La respuesta, sugiere un creciente cuerpo de trabajo, reside en una propiedad que los científicos llaman resiliencia. En lugar de evitar las firmas físicas de la enfermedad, los cerebros resilientes parecen tolerarlas, manteniendo la función incluso cuando el daño aumenta. Un estudio reciente apunta a una explicación biológica concreta: en algunos cerebros, neuronas inmaduras que normalmente morirían ante una lesión logran en cambio sobrevivir, preservando los circuitos que sostienen la memoria y el pensamiento.
Esto importa porque replantea cómo podría ser un tratamiento. Si el objetivo es solo eliminar placas, las terapias deben llegar al cerebro pronto y retirar gran cantidad de material acumulado, una tarea extraordinariamente difícil. Pero si la resiliencia puede fortalecerse, podría ser posible proteger la cognición incluso en cerebros que ya cargan el peso físico de la enfermedad. Esa es una diana muy distinta y potencialmente más alcanzable.
El cerebro conserva una capacidad limitada de generar nuevas neuronas a lo largo de la vida, sobre todo en el hipocampo, la estructura con forma de caballito de mar central para formar recuerdos. Estas células jóvenes son frágiles. En un cerebro bajo el estrés de la patología del alzhéimer, muchas mueren antes de integrarse en circuitos activos. La nueva investigación sugiere que en las personas resilientes, señales protectoras ayudan a estas neuronas inmaduras a resistir el ataque.

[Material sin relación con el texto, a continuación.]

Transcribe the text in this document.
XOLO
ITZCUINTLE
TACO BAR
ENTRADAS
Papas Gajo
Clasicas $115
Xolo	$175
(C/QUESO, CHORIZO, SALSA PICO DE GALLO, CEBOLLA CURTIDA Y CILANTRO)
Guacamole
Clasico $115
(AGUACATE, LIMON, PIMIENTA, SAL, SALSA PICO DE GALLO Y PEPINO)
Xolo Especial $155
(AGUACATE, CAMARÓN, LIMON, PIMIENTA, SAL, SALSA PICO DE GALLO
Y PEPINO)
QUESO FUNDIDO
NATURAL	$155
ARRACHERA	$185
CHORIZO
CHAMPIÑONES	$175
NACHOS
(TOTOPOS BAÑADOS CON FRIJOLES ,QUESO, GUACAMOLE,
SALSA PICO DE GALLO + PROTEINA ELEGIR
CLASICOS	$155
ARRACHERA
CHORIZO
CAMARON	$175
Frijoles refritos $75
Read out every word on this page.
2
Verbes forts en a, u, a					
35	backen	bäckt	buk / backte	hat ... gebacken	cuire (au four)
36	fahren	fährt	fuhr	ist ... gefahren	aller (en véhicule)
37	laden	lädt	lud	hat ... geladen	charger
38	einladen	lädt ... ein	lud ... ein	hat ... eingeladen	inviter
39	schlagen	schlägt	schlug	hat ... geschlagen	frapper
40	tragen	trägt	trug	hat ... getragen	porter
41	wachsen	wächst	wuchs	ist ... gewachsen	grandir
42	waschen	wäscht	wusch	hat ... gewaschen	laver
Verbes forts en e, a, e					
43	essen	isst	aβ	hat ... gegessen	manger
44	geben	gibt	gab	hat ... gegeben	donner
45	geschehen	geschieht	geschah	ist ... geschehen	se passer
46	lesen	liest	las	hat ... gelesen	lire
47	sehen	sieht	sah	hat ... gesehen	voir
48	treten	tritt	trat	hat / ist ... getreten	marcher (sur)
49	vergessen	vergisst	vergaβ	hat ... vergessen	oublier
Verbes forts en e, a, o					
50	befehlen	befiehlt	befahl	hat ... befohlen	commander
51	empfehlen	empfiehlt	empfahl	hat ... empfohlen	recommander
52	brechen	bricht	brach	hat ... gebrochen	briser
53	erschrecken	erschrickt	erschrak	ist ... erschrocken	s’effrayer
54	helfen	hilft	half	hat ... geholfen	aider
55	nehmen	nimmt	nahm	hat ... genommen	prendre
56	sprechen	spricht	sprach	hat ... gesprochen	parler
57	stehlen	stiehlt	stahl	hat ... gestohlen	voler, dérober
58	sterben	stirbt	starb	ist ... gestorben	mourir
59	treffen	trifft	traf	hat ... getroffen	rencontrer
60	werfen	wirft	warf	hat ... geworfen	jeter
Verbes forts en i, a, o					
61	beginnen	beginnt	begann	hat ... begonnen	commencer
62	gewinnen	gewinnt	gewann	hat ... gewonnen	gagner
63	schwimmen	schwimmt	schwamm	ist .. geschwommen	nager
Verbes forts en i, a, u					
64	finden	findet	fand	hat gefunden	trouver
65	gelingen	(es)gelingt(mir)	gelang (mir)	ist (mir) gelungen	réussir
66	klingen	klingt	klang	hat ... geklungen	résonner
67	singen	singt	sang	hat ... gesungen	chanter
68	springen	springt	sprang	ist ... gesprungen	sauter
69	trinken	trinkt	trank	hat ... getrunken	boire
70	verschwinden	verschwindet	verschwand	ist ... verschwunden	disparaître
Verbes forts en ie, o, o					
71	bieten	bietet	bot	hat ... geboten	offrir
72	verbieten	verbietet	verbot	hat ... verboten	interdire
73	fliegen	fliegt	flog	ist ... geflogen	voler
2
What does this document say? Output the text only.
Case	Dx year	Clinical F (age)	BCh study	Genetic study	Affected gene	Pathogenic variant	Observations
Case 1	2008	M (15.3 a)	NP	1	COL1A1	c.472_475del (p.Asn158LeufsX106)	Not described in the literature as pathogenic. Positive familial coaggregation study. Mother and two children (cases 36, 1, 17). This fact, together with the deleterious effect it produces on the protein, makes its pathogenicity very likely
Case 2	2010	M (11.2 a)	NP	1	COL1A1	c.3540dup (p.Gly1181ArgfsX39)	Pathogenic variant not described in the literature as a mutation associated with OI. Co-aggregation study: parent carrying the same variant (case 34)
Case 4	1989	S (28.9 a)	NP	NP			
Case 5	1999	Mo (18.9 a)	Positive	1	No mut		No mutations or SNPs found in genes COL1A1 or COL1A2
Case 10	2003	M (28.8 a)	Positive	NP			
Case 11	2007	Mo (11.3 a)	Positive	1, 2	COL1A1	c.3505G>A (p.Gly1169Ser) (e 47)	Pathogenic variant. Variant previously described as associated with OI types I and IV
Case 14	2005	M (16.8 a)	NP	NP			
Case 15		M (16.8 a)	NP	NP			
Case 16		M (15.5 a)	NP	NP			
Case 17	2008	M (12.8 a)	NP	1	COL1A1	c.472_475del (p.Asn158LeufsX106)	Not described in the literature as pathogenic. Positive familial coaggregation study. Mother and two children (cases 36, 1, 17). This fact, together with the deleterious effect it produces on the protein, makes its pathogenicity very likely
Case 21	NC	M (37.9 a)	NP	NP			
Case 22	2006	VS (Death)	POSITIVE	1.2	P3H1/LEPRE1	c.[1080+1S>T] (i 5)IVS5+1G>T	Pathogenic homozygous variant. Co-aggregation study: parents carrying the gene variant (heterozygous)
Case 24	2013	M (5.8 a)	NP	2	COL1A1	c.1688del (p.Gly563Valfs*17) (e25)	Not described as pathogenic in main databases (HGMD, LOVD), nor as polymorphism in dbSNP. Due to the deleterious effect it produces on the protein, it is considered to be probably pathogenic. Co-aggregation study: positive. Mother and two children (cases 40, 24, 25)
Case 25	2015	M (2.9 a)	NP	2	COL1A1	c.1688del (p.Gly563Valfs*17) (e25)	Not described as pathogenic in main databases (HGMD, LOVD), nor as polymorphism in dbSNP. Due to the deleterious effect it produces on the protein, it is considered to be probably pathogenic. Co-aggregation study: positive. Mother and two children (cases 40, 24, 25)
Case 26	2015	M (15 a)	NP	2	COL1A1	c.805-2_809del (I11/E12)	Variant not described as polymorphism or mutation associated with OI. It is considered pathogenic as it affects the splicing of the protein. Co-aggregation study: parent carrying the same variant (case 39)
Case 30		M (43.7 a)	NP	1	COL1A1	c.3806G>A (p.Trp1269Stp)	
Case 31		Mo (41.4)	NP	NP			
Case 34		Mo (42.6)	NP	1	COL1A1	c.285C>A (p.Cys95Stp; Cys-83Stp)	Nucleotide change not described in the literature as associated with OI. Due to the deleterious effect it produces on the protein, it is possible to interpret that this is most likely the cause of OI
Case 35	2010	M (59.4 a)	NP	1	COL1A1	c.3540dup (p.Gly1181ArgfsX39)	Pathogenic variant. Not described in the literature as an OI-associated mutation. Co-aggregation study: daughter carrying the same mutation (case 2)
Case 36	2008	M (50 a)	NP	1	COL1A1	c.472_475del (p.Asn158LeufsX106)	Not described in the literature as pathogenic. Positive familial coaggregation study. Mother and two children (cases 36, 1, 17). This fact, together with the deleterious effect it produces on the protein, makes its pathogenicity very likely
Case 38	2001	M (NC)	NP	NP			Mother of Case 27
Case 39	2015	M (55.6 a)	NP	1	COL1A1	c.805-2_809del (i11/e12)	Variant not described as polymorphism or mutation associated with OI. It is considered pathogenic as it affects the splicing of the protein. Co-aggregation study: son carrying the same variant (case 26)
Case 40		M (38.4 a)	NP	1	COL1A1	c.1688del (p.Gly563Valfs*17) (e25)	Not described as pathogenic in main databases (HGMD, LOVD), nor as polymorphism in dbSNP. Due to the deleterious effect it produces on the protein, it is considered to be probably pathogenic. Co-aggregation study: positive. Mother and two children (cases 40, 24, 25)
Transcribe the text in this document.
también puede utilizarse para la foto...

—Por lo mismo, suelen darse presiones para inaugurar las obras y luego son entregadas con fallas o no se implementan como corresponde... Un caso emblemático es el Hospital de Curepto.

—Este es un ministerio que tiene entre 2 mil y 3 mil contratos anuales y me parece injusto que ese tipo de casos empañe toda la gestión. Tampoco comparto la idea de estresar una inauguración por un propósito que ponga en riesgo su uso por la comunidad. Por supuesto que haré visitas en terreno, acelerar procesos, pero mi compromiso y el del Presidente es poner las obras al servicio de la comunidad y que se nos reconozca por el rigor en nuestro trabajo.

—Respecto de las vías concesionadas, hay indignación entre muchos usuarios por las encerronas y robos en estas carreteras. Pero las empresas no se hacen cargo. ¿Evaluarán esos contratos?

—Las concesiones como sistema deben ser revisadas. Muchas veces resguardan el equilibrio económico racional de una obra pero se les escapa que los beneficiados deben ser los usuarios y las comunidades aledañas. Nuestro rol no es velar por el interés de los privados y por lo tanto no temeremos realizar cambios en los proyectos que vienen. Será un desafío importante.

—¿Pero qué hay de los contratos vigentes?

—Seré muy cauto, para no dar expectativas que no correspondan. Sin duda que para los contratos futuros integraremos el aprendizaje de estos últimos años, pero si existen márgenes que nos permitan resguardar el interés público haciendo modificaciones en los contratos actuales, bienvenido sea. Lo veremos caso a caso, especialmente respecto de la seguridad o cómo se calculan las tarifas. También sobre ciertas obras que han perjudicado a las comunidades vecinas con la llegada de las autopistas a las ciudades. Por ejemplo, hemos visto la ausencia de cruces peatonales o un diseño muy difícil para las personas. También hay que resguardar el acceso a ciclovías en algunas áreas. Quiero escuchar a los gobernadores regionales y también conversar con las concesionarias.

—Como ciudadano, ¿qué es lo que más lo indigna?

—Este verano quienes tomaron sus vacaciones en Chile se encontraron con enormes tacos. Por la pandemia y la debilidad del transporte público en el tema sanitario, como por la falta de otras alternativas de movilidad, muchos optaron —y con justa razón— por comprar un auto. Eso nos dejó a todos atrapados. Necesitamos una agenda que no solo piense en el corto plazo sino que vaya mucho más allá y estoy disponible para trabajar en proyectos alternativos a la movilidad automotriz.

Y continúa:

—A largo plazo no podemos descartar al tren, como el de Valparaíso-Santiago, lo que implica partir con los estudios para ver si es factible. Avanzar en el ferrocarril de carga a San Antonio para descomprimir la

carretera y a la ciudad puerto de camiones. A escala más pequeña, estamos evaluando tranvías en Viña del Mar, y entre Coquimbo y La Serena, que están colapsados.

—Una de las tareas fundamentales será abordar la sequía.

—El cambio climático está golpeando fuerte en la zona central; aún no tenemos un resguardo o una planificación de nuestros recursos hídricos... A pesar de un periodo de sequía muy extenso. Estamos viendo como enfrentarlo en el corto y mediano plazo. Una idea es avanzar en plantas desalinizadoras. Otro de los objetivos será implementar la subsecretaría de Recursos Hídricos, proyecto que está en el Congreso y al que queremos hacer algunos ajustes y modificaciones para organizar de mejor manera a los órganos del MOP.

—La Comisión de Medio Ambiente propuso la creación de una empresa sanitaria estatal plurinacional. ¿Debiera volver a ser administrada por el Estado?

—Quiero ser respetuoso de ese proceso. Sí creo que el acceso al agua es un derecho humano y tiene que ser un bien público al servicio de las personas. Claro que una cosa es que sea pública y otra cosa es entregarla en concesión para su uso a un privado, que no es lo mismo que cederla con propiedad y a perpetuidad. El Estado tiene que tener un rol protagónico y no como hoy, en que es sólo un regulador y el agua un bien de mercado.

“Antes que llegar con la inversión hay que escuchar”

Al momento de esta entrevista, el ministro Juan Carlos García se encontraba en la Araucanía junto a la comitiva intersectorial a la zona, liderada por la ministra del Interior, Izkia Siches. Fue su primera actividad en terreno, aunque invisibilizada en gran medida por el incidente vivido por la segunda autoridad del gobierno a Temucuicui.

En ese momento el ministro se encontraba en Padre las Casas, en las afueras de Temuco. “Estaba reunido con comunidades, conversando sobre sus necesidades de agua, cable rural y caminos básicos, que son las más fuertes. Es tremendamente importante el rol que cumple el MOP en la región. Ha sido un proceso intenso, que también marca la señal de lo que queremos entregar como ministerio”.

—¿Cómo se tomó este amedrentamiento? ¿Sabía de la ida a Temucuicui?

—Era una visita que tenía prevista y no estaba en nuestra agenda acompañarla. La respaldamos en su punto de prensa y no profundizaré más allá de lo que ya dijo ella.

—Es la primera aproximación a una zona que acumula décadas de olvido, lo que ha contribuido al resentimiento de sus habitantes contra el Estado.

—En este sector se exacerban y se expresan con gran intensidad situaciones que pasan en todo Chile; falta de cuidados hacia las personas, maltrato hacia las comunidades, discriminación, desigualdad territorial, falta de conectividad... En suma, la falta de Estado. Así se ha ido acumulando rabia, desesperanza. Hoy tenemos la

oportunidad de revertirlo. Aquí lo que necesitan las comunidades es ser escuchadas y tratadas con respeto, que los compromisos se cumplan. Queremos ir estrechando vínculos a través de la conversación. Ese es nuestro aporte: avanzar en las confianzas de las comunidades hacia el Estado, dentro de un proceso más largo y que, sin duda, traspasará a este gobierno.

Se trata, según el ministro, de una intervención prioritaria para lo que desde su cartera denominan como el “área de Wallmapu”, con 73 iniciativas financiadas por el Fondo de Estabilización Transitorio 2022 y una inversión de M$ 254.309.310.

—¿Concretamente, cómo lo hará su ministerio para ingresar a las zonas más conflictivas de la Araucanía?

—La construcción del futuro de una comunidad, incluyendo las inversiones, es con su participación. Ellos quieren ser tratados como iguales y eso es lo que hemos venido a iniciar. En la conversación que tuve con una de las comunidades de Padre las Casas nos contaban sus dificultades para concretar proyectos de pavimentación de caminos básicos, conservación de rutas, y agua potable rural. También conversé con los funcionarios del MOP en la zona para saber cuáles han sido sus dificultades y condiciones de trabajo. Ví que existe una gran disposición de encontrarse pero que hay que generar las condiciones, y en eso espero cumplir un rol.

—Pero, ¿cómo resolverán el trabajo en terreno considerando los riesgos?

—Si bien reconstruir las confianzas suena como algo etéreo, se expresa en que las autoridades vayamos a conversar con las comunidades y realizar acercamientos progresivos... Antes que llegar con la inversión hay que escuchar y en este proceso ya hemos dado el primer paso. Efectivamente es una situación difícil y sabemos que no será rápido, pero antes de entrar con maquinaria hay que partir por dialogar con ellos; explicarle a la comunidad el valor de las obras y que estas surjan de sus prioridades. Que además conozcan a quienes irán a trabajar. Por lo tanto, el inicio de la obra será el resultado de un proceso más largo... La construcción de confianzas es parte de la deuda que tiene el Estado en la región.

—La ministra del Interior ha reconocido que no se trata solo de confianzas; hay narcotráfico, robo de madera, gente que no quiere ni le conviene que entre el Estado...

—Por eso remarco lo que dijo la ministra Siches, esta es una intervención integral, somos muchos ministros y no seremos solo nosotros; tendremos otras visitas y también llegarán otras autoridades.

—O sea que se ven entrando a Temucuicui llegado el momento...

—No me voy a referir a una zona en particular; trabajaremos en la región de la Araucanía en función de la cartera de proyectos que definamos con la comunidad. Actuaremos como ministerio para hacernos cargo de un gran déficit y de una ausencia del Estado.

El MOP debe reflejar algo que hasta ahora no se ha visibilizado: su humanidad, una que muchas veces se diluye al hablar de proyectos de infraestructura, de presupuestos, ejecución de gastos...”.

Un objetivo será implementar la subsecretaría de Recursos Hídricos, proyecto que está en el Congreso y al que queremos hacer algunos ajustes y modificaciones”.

Identificar las señales moleculares implicadas es el siguiente paso crucial. Si los científicos logran precisar qué permite que esas neuronas jóvenes sobrevivan en algunas personas, podrían imitarlo con fármacos o intervenciones en el estilo de vida. Eso abriría una vía terapéutica paralela a los anticuerpos que eliminan placas, llegados recientemente a los pacientes con resultados dispares.
Los hallazgos también ayudan a entender una observación antigua de los grandes estudios de donación de cerebros. Cuando los investigadores examinan el cerebro de personas fallecidas sin demencia, encuentran de forma habitual una minoría sustancial que porta suficiente amiloide y tau para cumplir, sobre el papel, un diagnóstico de alzhéimer. Esas personas habían, de hecho, resistido la enfermedad toda su vida. Comprenderlas puede enseñar más que estudiar a quienes sucumbieron.
La resiliencia no es puramente genética. La educación, la actividad cognitiva, el ejercicio físico, la salud cardiovascular y la conexión social se han vinculado en estudios de población con un menor riesgo de demencia, incluso teniendo en cuenta la patología subyacente. Los investigadores sospechan que estos factores construyen lo que a veces se llama reserva cognitiva, un amortiguador que permite al cerebro absorber el daño antes de que aparezcan los síntomas.
Los expertos advierten contra las promesas excesivas. El trabajo identifica un mecanismo en un contexto concreto y no equivale a un tratamiento. El cerebro humano es enormemente complejo, y las intervenciones que protegen neuronas en un modelo de laboratorio a menudo no se traducen. La investigación sobre alzhéimer, en particular, está sembrada de pistas prometedoras que no sobrevivieron a pruebas rigurosas, y cualquier terapia basada en la resiliencia afrontaría años de ensayos.
Aun así, el cambio de perspectiva es significativo. Durante casi toda su historia, el campo ha tratado el alzhéimer como un problema de acumulación, algo que prevenir o eliminar. El enfoque de la resiliencia lo trata en parte como un problema de supervivencia, preguntando no solo cómo detener el daño sino cómo mantener vivas las neuronas a pesar de él. Son estrategias complementarias.
Para pacientes y familias, la lección inmediata es un aliento prudente. Los factores que sostienen la resiliencia cerebral, mantenerse físicamente activo, mentalmente ocupado, socialmente conectado y con buena salud cardiovascular, son los mismos recomendados desde hace tiempo para el bienestar general. No garantizan nada frente a la demencia ni sustituyen la atención médica, pero la evidencia de que ayudan al cerebro a resistir el daño sigue reforzándose.